Leisure travel has rebounded to pre-pandemic levels, but the recovery of corporate travel has been slower due to various factors. Deloitte recently released its 2023 Corporate Travel report titled “Navigating Toward a New Normal.” The report, based on a survey of 334 executives with travel budget oversight from the United States and Europe, reveals that although corporate travel is beginning to take off, a full recovery is not expected this year. Companies are cautious as they prioritize cost and sustainability goals, resulting in a projection of corporate travel spend remaining smaller than pre-pandemic levels. Deloitte’s report includes a projected timeline for recovery and analysis of the shifting dynamics in travel priorities.
Some of the key findings from the 2023 Corporate Travel report:
Corporate travel’s rebound is on similar trajectories in the United States and Europe. Spend in the combined markets is projected to surpass half of 2019 levels in the first half of 2023, and two-thirds by the end of the year.
While full recovery to 2019 spend volume appears likely by late 2024 or early 2025, adjusting for lost growth and inflation indicates that in real terms, corporate travel will likely be smaller than it was prior to the pandemic.
International trips continue to grow, as challenges decline for visiting parts of the world. US respondents expect international’s share of travel costs to jump from 21% in 2022 to 33% in 2023. European respondents expect 32% of 2023 spend to go to international trips within the continent, and 28% beyond.
Eileen Crowley, who leads Deloitte & Touche LLP’s US Audit & Assurance Transportation, Hospitality & Services practice, offered further insights into the report in a recent interview with Avionics International. She underscored that, although the respondents don’t expect a full recovery of corporate travel to pre-pandemic levels this year, most do foresee a recovery by the end of 2024.
“There’s a lot of other factors that companies, CFOs, and CEOs are considering as it relates to the cost benefit of travel and the return on investment for outlining those travel dollars,” Crowley explained. One factor that may have contributed to a slower recovery for business travel is the use of technology to replace the need to travel, in many cases. Internal meetings are a prime example of where companies may opt to set up a virtual meeting rather than pay for the costs of travel.
In comparison, corporate travel for events like live conferences—which enable the development of client relationships—remain important. If travel results in revenue-generating new relationships, Crowley said, “those are trips that people are going to take, based on what we’re hearing from our survey responses.”
She noted that another interesting finding from their survey was an increase in travel to companies’ headquarters compared to before the pandemic. Previously, most employees were centered around the corporate headquarters and would travel out to meet clients. Now, with more fully remote employees and greater workplace flexibility, it’s more common to have them travel to the office.
Sustainability is also a key factor in trends related to business travel. Many companies have introduced initiatives to reduce their impact on the environment and have set sustainability targets for 2030, 2040, and beyond.
“We are seeing that companies are starting to try and gather more data from their vendors about what impacts to the environment a trip may have, whether it’s carbon emissions or electric rental cars,” Crowley remarked. “What we’re not seeing yet is the cost that they’re willing to pay for sustainable products. They’re not necessarily curbing travel because of sustainability. They may be curbing travel because of cost or technology.”

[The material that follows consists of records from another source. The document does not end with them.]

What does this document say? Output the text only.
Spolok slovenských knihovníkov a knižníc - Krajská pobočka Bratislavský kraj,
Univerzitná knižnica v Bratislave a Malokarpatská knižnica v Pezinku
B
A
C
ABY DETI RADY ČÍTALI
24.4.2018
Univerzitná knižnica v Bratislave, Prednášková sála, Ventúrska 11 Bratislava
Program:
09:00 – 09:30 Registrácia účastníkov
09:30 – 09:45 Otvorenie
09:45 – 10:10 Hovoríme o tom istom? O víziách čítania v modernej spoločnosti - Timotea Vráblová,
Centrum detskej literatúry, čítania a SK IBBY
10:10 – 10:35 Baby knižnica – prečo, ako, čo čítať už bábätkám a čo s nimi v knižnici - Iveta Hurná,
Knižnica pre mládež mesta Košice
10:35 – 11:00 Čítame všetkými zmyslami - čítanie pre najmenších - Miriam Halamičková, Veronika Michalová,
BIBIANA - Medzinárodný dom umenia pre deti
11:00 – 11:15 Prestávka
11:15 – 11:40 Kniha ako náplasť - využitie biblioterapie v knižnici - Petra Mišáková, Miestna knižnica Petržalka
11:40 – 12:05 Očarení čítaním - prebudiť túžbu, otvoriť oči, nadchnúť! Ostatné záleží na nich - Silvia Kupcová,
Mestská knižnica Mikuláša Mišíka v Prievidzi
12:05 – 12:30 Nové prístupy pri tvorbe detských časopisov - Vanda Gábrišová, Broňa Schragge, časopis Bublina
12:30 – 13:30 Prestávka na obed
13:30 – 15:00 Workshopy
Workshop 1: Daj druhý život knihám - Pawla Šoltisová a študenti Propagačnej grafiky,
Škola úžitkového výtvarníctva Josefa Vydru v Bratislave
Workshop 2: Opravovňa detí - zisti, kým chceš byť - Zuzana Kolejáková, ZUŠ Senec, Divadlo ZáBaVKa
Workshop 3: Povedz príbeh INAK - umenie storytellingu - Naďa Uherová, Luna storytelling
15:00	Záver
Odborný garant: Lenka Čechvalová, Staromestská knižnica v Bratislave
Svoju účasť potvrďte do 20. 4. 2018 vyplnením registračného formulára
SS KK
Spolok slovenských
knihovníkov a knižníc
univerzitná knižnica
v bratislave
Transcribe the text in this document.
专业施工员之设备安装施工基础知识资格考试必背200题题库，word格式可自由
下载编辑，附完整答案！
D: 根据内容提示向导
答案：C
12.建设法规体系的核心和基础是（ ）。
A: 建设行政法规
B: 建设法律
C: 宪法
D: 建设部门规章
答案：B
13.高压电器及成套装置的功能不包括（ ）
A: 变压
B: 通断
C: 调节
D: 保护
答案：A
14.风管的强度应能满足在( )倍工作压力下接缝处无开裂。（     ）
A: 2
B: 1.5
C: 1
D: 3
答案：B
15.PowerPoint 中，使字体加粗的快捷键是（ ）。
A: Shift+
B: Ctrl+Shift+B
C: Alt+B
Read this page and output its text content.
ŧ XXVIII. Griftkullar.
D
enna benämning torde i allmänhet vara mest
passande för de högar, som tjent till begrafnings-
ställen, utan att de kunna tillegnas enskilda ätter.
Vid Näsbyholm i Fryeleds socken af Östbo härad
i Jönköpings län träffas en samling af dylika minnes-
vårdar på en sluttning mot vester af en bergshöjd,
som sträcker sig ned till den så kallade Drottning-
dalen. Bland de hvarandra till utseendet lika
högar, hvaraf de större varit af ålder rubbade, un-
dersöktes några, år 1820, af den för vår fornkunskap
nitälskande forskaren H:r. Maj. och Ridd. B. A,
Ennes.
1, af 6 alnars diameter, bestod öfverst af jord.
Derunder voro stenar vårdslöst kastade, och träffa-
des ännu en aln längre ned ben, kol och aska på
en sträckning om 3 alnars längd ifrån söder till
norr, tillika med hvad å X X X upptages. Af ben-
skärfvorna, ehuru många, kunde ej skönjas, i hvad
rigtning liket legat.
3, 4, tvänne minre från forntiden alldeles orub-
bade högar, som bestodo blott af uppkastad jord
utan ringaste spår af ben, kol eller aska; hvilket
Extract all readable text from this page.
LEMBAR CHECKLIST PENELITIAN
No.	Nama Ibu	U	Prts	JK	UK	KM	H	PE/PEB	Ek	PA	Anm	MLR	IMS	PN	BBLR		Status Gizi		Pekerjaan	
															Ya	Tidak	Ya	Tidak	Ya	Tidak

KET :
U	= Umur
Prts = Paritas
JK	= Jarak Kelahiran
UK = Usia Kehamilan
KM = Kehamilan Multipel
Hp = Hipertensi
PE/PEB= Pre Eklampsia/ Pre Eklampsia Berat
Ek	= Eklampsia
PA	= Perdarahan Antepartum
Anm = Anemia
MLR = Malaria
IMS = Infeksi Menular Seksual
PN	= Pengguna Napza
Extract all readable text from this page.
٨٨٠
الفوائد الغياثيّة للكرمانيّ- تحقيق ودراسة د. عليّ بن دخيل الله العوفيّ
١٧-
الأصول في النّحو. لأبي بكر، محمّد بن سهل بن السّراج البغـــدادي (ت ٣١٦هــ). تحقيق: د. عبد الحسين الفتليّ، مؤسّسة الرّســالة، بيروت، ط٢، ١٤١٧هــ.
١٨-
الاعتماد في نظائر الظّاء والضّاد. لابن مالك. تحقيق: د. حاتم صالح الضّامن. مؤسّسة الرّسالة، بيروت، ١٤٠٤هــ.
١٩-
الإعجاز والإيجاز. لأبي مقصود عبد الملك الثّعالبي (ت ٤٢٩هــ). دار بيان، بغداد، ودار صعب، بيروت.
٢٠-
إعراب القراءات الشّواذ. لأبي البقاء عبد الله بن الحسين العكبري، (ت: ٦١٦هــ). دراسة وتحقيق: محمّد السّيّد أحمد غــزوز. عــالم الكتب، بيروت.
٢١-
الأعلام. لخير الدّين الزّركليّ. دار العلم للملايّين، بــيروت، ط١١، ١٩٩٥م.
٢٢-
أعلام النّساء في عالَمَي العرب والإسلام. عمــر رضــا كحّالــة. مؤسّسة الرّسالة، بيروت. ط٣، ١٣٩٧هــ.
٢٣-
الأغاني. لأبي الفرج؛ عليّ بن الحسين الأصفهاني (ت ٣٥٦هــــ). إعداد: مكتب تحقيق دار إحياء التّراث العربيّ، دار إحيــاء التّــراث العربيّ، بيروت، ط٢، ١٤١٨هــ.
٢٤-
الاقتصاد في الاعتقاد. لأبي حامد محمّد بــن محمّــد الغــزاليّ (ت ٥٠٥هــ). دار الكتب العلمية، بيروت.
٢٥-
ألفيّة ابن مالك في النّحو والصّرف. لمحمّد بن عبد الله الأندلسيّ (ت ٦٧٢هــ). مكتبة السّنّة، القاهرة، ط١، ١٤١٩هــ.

Essentially, it’s becoming more important for companies to have the necessary data to be prepared to reach their sustainability goals and mitigate their environmental impact. “42% of companies in the U.S. are implementing strategies to assign carbon emissions to a team’s budget,” she noted.
“I think they’re trying to prepare themselves to have enough information to share with their organization internally, to make the best decisions that contribute to hitting their targets that they have announced.”
Another report published earlier this year by international aircraft leasing company Avolon predicts that global air traffic will return to pre-pandemic levels by June. And, according to Argus International’s 2022 North American Business Aviation Review, business aviation is growing again despite numerous disruptions. Total flight activity increased by 15.5% in 2022 compared to 2019 levels, and increased by 5.1% compared to 2021 levels.